Focus groups have a number of limitations. Poorly trained moderators can bias group results, or fail to uncover relevant information, a costly error if it misdirects later research. Many users caution against generalizing from focus group results to the entire market.
There are considerable differences of opinion about the appropriateness of focus group research in meeting different decision needs, on the need for respondent homogeneity, the skill requirements of moderators, and rules for determining the number of focus groups needed.
Applications to Small Business
Focus group interviews represent a practical research tool for a variety of smaller organizations. The new business establishing a consumer database may find focus group interviews helpful in gaining familiarity with its customers.

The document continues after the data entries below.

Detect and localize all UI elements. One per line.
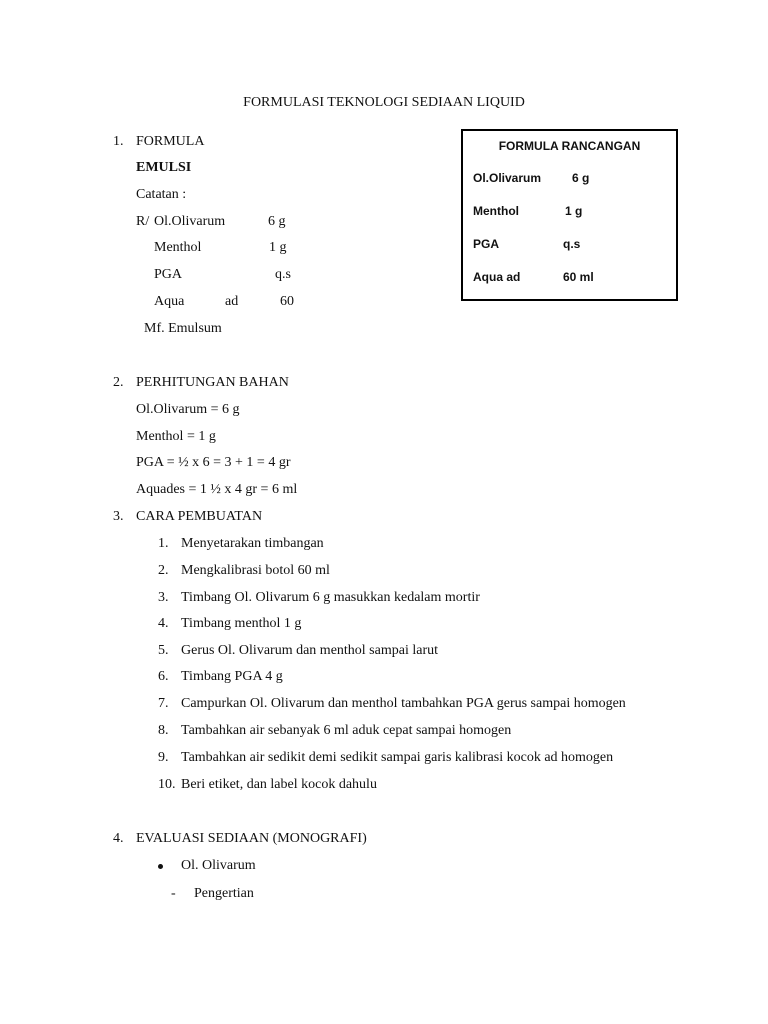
rancangan-row-qty: 6 g — [572, 171, 590, 185]
recipe-item-name: Ol.Olivarum — [154, 214, 226, 229]
step-number: 5. — [158, 643, 169, 658]
step-number: 9. — [158, 750, 169, 765]
formula-rancangan-box — [461, 129, 678, 301]
page-title: FORMULASI TEKNOLOGI SEDIAAN LIQUID — [243, 95, 525, 110]
calc-line: PGA = ½ x 6 = 3 + 1 = 4 gr — [136, 455, 291, 470]
recipe-item-name: Aqua — [154, 294, 185, 309]
step-number: 6. — [158, 669, 169, 684]
step-number: 7. — [158, 696, 169, 711]
recipe-item-qty: 6 g — [268, 214, 286, 229]
bullet-icon — [158, 864, 163, 869]
step-text: Timbang PGA 4 g — [181, 669, 283, 684]
section-3-heading: CARA PEMBUATAN — [136, 509, 263, 524]
section-1-heading: FORMULA — [136, 134, 205, 149]
step-text: Beri etiket, dan label kocok dahulu — [181, 777, 377, 792]
step-number: 4. — [158, 616, 169, 631]
recipe-item-qty: 1 g — [269, 240, 287, 255]
recipe-item-ad: ad — [225, 294, 239, 309]
calc-line: Aquades = 1 ½ x 4 gr = 6 ml — [136, 482, 298, 497]
calc-line: Menthol = 1 g — [136, 429, 216, 444]
rancangan-row-name: Aqua ad — [473, 270, 521, 284]
formula-type: EMULSI — [136, 160, 192, 175]
recipe-item-name: PGA — [154, 267, 183, 282]
section-3-number: 3. — [113, 509, 124, 524]
rancangan-row-qty: 60 ml — [563, 270, 594, 284]
rancangan-title: FORMULA RANCANGAN — [498, 139, 641, 153]
step-number: 3. — [158, 590, 169, 605]
step-text: Mengkalibrasi botol 60 ml — [181, 563, 330, 578]
rancangan-row-name: Menthol — [473, 204, 519, 218]
step-text: Tambahkan air sedikit demi sedikit sampai garis kalibrasi kocok ad homogen — [181, 750, 614, 765]
catatan-label: Catatan : — [136, 187, 187, 202]
calc-line: Ol.Olivarum = 6 g — [136, 402, 240, 417]
step-text: Timbang menthol 1 g — [181, 616, 302, 631]
section-4-heading: EVALUASI SEDIAAN (MONOGRAFI) — [136, 831, 367, 846]
recipe-prefix: R/ — [136, 214, 150, 229]
section-1-number: 1. — [113, 134, 124, 149]
step-text: Campurkan Ol. Olivarum dan menthol tambahkan PGA gerus sampai homogen — [181, 696, 626, 711]
step-number: 8. — [158, 723, 169, 738]
rancangan-row-qty: q.s — [563, 237, 581, 251]
recipe-item-qty: q.s — [275, 267, 291, 282]
step-text: Timbang Ol. Olivarum 6 g masukkan kedalam mortir — [181, 590, 480, 605]
dash-marker: - — [171, 886, 176, 901]
step-text: Menyetarakan timbangan — [181, 536, 324, 551]
rancangan-row-name: PGA — [473, 237, 500, 251]
step-text: Tambahkan air sebanyak 6 ml aduk cepat sampai homogen — [181, 723, 512, 738]
mf-line: Mf. Emulsum — [144, 321, 222, 336]
sub-item: Pengertian — [194, 886, 254, 901]
bullet-item: Ol. Olivarum — [181, 858, 256, 873]
step-text: Gerus Ol. Olivarum dan menthol sampai larut — [181, 643, 438, 658]
rancangan-row-qty: 1 g — [565, 204, 583, 218]
recipe-item-qty: 60 — [280, 294, 294, 309]
section-2-heading: PERHITUNGAN BAHAN — [136, 375, 289, 390]
rancangan-row-name: Ol.Olivarum — [473, 171, 542, 185]
step-number: 10. — [158, 777, 176, 792]
step-number: 2. — [158, 563, 169, 578]
section-4-number: 4. — [113, 831, 124, 846]
recipe-item-name: Menthol — [154, 240, 202, 255]
section-2-number: 2. — [113, 375, 124, 390]
step-number: 1. — [158, 536, 169, 551]
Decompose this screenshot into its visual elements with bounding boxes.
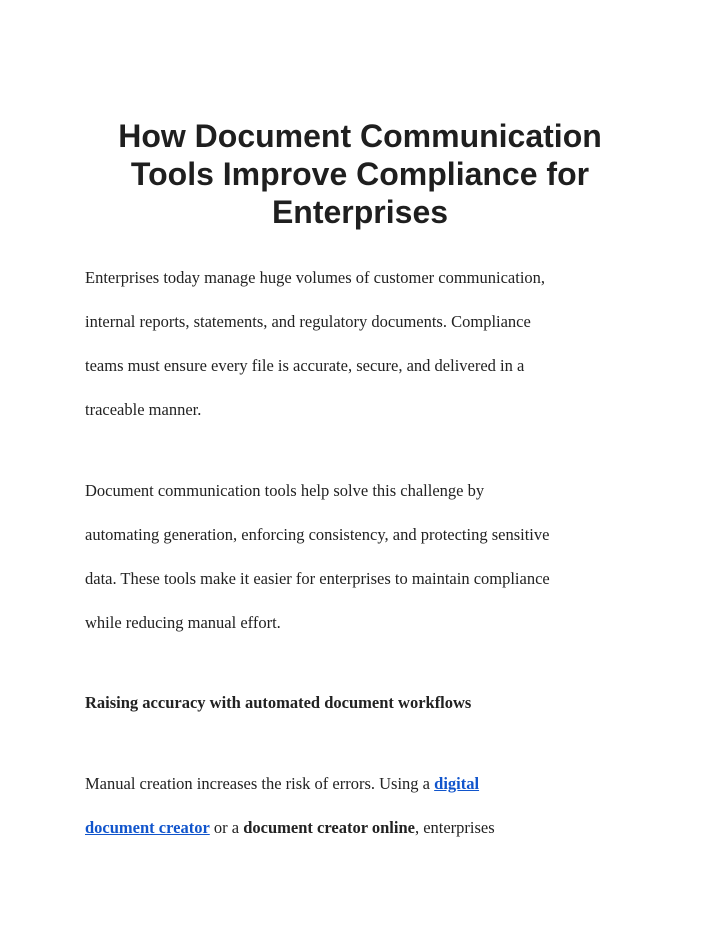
title-line: Enterprises xyxy=(271,194,449,230)
paragraph-text: or a xyxy=(209,818,244,837)
paragraph-line: data. These tools make it easier for enterprises to maintain compliance xyxy=(85,569,550,588)
paragraph-line: Enterprises today manage huge volumes of customer communication, xyxy=(85,268,546,287)
paragraph-line: while reducing manual effort. xyxy=(85,613,281,632)
bold-phrase: document creator online xyxy=(243,818,415,837)
page-title xyxy=(60,117,660,231)
paragraph-text: , enterprises xyxy=(414,818,495,837)
paragraph-line: teams must ensure every file is accurate, secure, and delivered in a xyxy=(85,356,525,375)
title-line: Tools Improve Compliance for xyxy=(130,156,590,192)
paragraph-line: traceable manner. xyxy=(85,400,202,419)
tools-paragraph xyxy=(85,469,655,645)
section-heading: Raising accuracy with automated document workflows xyxy=(85,693,472,712)
paragraph-line: internal reports, statements, and regulatory documents. Compliance xyxy=(85,312,531,331)
accuracy-paragraph xyxy=(85,762,655,850)
digital-document-creator-link[interactable]: document creator xyxy=(85,818,210,837)
paragraph-line: Document communication tools help solve this challenge by xyxy=(85,481,485,500)
paragraph-line xyxy=(85,806,655,850)
paragraph-text: Manual creation increases the risk of errors. Using a xyxy=(85,774,435,793)
title-line: How Document Communication xyxy=(118,118,602,154)
paragraph-line: automating generation, enforcing consistency, and protecting sensitive xyxy=(85,525,550,544)
paragraph-line xyxy=(85,762,655,806)
digital-document-creator-link[interactable]: digital xyxy=(434,774,480,793)
intro-paragraph xyxy=(85,256,655,432)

Nonprofit organizations in the service sector, such as community hospitals and public libraries, have successfully used focus groups of their patrons to elicit ideas and evaluate different aspects of their marketing programs.
The small business with little market research experience which faces tight funding should be aware that numerous organizations of all sizes now provide focus group research capabilities, often including complete physical facilities for con¬ducting interviews. Single focus group sessions may be produced for $2,500 to $3,500, including incentive payments to recruit participants.
Some smaller organizations have used focus groups as an inexpensive alternative to more expensive consumer surveys. These organizations should caution against relying on focus groups as conclusive data that reliably represent behavior of its market segments. As focus groups are not scientific, controlled research, validity of findings must always be questioned.